The evaluation of mechanical prosthetic heart valves would be aided by a more satisfactory animal model. For acute assessment, a variety of animals have been used, but for chronic studies, only larger animals (pigs, calves, baboons) have been employed, creating an expensive model with laboratory management difficulties. Previously, the use of dogs for chronic evaluation has been unsatisfactory because of the frequent occurrence of early sepsis and valve-related thrombotic deaths. We have modified our existing acute dog protocol to produce a successful chronic model. Our model employs perioperative systemic antibiotics, short cardiopulmonary bypass period (range 35–60 min), a minimum of perioperative intravenous lines, postoperative anticoagulation therapy, and strict postoperative antiseptic technique for blood sampling.

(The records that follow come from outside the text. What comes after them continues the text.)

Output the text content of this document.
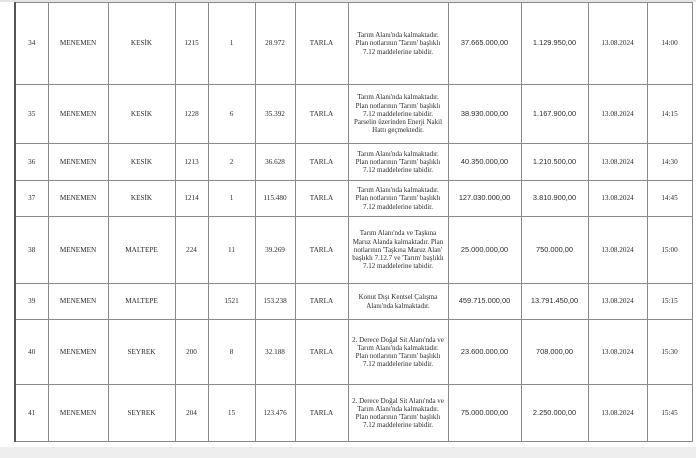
34	MENEMEN	KESİK	1215	1	28.972	TARLA	Tarım Alanı'nda kalmaktadır. Plan notlarının 'Tarım' başlıklı 7.12 maddelerine tabidir.	37.665.000,00	1.129.950,00	13.08.2024	14:00
35	MENEMEN	KESİK	1228	6	35.392	TARLA	Tarım Alanı'nda kalmaktadır. Plan notlarının 'Tarım' başlıklı 7.12 maddelerine tabidir. Parselin üzerinden Enerji Nakil Hattı geçmektedir.	38.930.000,00	1.167.900,00	13.08.2024	14:15
36	MENEMEN	KESİK	1213	2	36.628	TARLA	Tarım Alanı'nda kalmaktadır. Plan notlarının 'Tarım' başlıklı 7.12 maddelerine tabidir.	40.350.000,00	1.210.500,00	13.08.2024	14:30
37	MENEMEN	KESİK	1214	1	115.480	TARLA	Tarım Alanı'nda kalmaktadır. Plan notlarının 'Tarım' başlıklı 7.12 maddelerine tabidir.	127.030.000,00	3.810.900,00	13.08.2024	14:45
38	MENEMEN	MALTEPE	224	11	39.269	TARLA	Tarım Alanı'nda ve Taşkına Maruz Alanda kalmaktadır. Plan notlarının 'Taşkına Maruz Alan' başlıklı 7.12.7 ve 'Tarım' başlıklı 7.12 maddelerine tabidir.	25.000.000,00	750.000,00	13.08.2024	15:00
39	MENEMEN	MALTEPE		1521	153.238	TARLA	Konut Dışı Kentsel Çalışma Alanı'nda kalmaktadır.	459.715.000,00	13.791.450,00	13.08.2024	15:15
40	MENEMEN	SEYREK	200	8	32.188	TARLA	2. Derece Doğal Sit Alanı'nda ve Tarım Alanı'nda kalmaktadır. Plan notlarının 'Tarım' başlıklı 7.12 maddelerine tabidir.	23.600.000,00	708.000,00	13.08.2024	15:30
41	MENEMEN	SEYREK	204	15	123.476	TARLA	2. Derece Doğal Sit Alanı'nda ve Tarım Alanı'nda kalmaktadır. Plan notlarının 'Tarım' başlıklı 7.12 maddelerine tabidir.	75.000.000,00	2.250.000,00	13.08.2024	15:45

To evaluate this model, 11 consecutive mongrel dogs underwent mitral valve replacement with either a standard Dacron sewing skirt or a newly devised carbon-coated Teflon sewing skirt No. 23 mm Bjork-Shiley Convexo Concave (CC) prosthetic valve. Nine animals (82%) survived and were evaluated after a predetermined observation interval of either 3 or 6 months for valve function, pannus formation, and possible carbon particle migration. At sacrifice, all animals had good hemodynamics and valve function, minimal pannus formation and no carbon washout. Consequently, this model provides a relatively inexpensive, reproducible method of chronic in vivo evaluation of prosthetic valve modifications.